Une voix : Qu'est-ce qui vous inquiète le plus à présent au sujet du coeur ? Est-ce la bulle qui se trouve dans la cuve du réacteur, ou bien est-ce le fait que le coeur est tellement endommagé que vous ne voulez pas prendre le risque de pomper du combustible, ou autre matériau, à l'extérieur de l'enceinte de confinement ?

Hendrie : Ce qui m'inquiète, c'est la bulle. Comment s'en débarrasser et comment faire baisser la pression dans le circuit, de façon à pouvoir mettre en place un mode de refroidissement stable à long terme.

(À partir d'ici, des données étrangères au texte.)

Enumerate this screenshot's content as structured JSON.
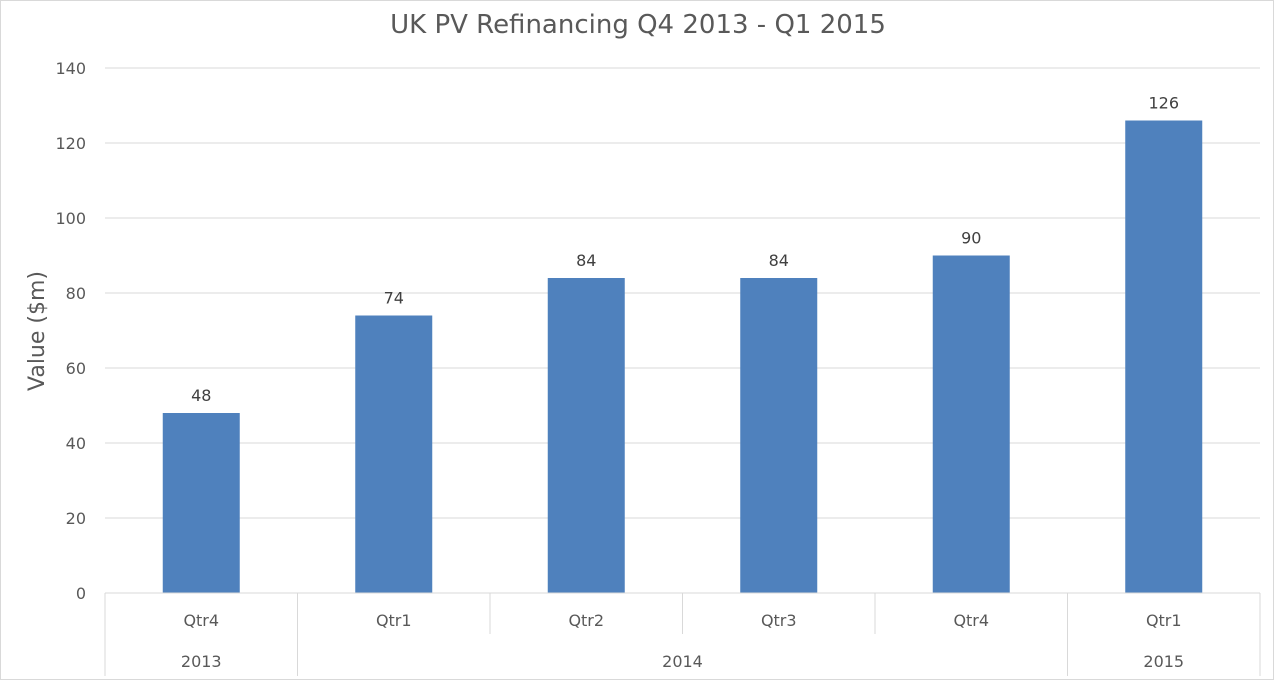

(Fin de la conversation téléphonique).

(Heure approximative : 16 h 15. Une autre conversation téléphonique a eu lieu cette fois avec une Personne non identifiée dans la transcription. Personne dont les propos étaient inaudibles sur l'enregistrement. Nous avons donc décidé de ne pas répéter à chaque fois Une voix (inaudible) et de présenter les propos de Hendrie comme s'il s'agissait d'un monologue, même si à l'évidence il répond à des questions).

Hendrie : Oui, en effet, la situation, ici, est beaucoup plus sérieuse que je le pensais hier. Les dégâts causés au coeur du réacteur sont beaucoup plus importants que ce que l'on pensait hier. La quantité de produits de fission présents dans le confinement est manifestement plus grande, et en plus, il y a une grosse bulle d'hydrogène en haut de la cuve. Pour le moment, personne ne voit comment on pourrait s'en débarrasser. Par conséquent, on ne peut pas réduire la pression parce que si on réduit la pression, la taille de la bulle augmentera, ce que l'on veut éviter. Elle est tout en haut et assez grosse, de telle sorte que si nous dépressurisons de façon à pouvoir démarrer le système d'évacuation de la chaleur résiduelle, la bulle va s'introduire dans le coeur et (inaudible) le coeur va se trouver à découvert. La température est à peu près uniforme dans le circuit. Elle est de 2 800° F (138 °C). Des différences de températures supérieures ont été enregistrées à la sortie de certains éléments. Nous avons un élément combustible qui a présenté des conditions d'ébullition juste au-dessus de lui, si bien qu'il se trouve probablement encore en phase vapeur. Notre sentiment à l'heure actuelle est que le coeur a passé une bonne partie de la journée d'hier dans un état de refroidissement en phase vapeur. Eh bien, les deux en quelque sorte. Cela était prévu en ce sens qu'ils savaient qu'ils devaient le faire, qu'ils étaient en train d'utiliser le reste du volume disponible dans le réservoir de décharge. Je pense que nous allons avoir trop d'eau dans le réservoir et que nous allons commencer à en évacuer par les soupapes de décharge, ce qu'ils ont fait, et ce faisant, ils ont suffisamment déchargé de telle sorte qu'ils ont ménagé une hauteur libre dans les réservoirs intermédiaires. Vous savez, ce n'était pas volontaire, mais ce n'était pas non plus précisément incontrôlé. C'est sorti par les filtres auxiliaires ; par conséquent, il s'agissait de gaz nobles.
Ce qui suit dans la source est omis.